Who ever said that metal is dead and attracts no talent? I always love those folks. They probably never went beyond a bit of AC/DC1) and – oh delicious shudder – some Metallica. Because – guess what – Iron Maiden is the devil’s work and Bruce Dickinson surely grows horns every night.2) And after uttering Ozzy’s name, they’ll run for the mouthwash, because he’s the Non Serviam guy (which he is not, by the way). And that between a gazillion other evil things.
Well, hells bells, this makes me want to introduce these folks to Aversed and their debut full-length record Impermanent. A young band and – a pretty wild one to boot. That would be shock and awe right there for those anti-metallists.
You see, once I heard Haydee Irizarry roar away, it was a bit like stepping on the gas of a race car. The girl really got the goods. And she takes off with a vibrant power that made us sit up straight once the record started.
It is – of course – also true that the band hunted far into Arch Enemy’s and – especially – Alissa White-Gluz’s backyard. But the way she handles her growling AND uses her pretty impressive clear voice at the same time just knocked my cap off my skull.
So, that’s it, the review’s over, right? Not so fast.
Impermanent indeed takes off with a very first Death Metal piece called Natsukashi that seems to spring right out of AE’s War Eternal playbook. Yet, similarities soon blur when brutal metallic realities and a sometimes dystopian atmosphere sets in. Rapid-fire changes in tempo, genre, and tonality feel like the harbinger of doom in a world gone dark. And it is in this wild multiverse of ever-changing styles that the album really shines.
Now, melodic Death Metal with a large dose of thrash may be Impermanent‘s main fare. But I was – again – taken aback by those relatively frequent progressive undertones, tilted tech interludes, and some jazz that suddenly bubbles up. This record is – yet again – an unboxed version of metal, one that refuses to be shelved into tight genres that leave a band no wiggle room to develop.
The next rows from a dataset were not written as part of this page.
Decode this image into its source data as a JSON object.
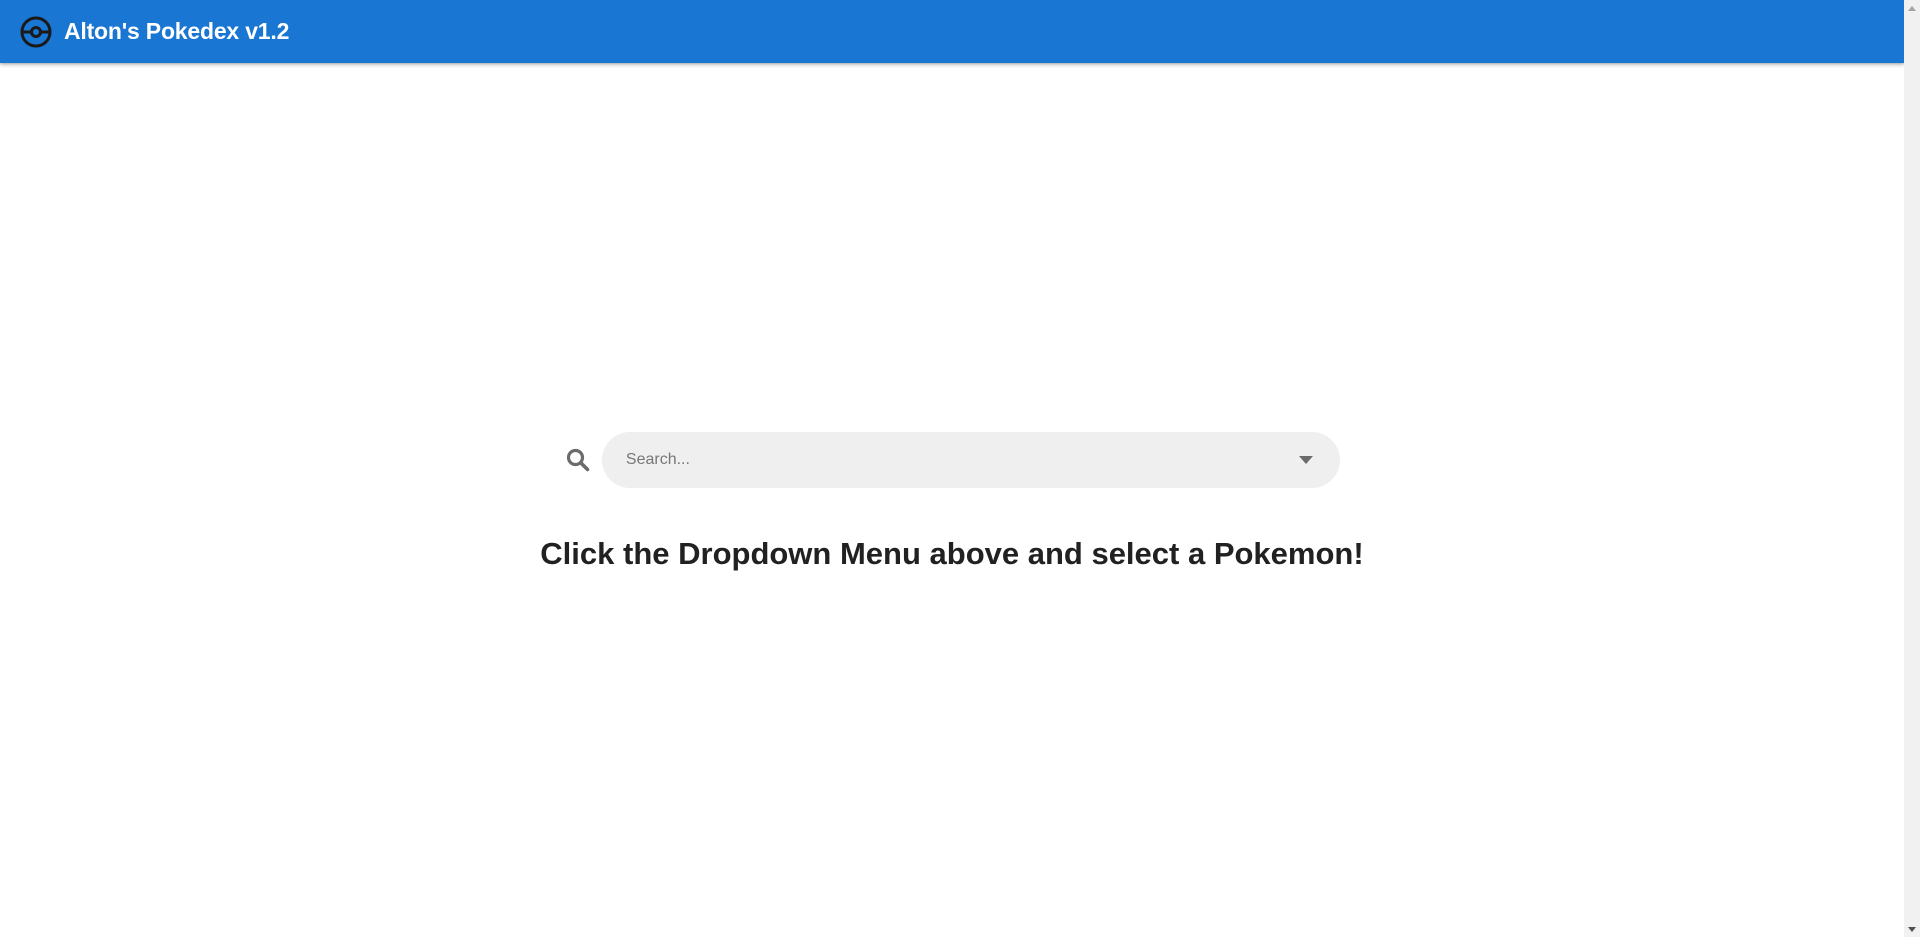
{
  "app": {
    "title": "Alton's Pokedex v1.2",
    "logo_icon": "pokeball-icon",
    "brand_color": "#1976d2"
  },
  "search": {
    "placeholder": "Search...",
    "value": "",
    "icon": "search-icon",
    "dropdown_icon": "caret-down-icon"
  },
  "main": {
    "prompt": "Click the Dropdown Menu above and select a Pokemon!"
  },
  "scrollbar": {
    "up_icon": "scroll-up-arrow-icon",
    "down_icon": "scroll-down-arrow-icon"
  }
}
And if variation was the theme, this record would score big time. From the speedy title track, over the mid-tempo heavy chugging on the varied Laboratory, to the excellent Abandoned with its snazzy ambient acoustic part at the very beginning, boredom is never in it. A jambalaya of elements that would not refuse the label alternative, if not experimental at times.
Impermanent is so all over the place, it is about as difficult to contain as a bag of fleas. But that’s probably intentional, and we truly dig that. A band that finally (just) makes metal music without escaping to weirdo country at the same time. And they do that with an almost manic and true energy that only few rock bands display. Apart from the (small) fact that they truly know their way around their instruments, too.
Yet often, Aversed try a bit too hard to be this style-hopping, hard-charging Extreme Metal band. This leads to a certain tediousness, a tendency to aimlessly roam about the soundscape, with tracks that often sound somewhat similar one to another. Or is it just sensory overload? Who knows, right?
In other words, the age-old rule of ‘less is more’ may find an application here as well. Not every song needs to be a holdall of all those snazzy things stellar musicianship can create. Or, in other words, don’t always slap yer full monty around everybody’s head, just because you can. You might wear people out, else.
Ultimately, Impermanent really lived up to its name. Nothing on that blurb is really set in solid metal. It’s all in flux and the band isn’t shy to shred steel usually set in concrete and create something different. And they don’t do that by wreaking needless havoc. Instead, they use whatever soundscape will fit a song best. And then they – artfully – go for it.3)
So, by Loki’s miserable minions, Impermanent was probably one of the wildest rides of 2021 so far. If ever you yearn for real metal, do give this disk a spin. But clap on to something, its centrifugal force might eject you into space, there’s so much power.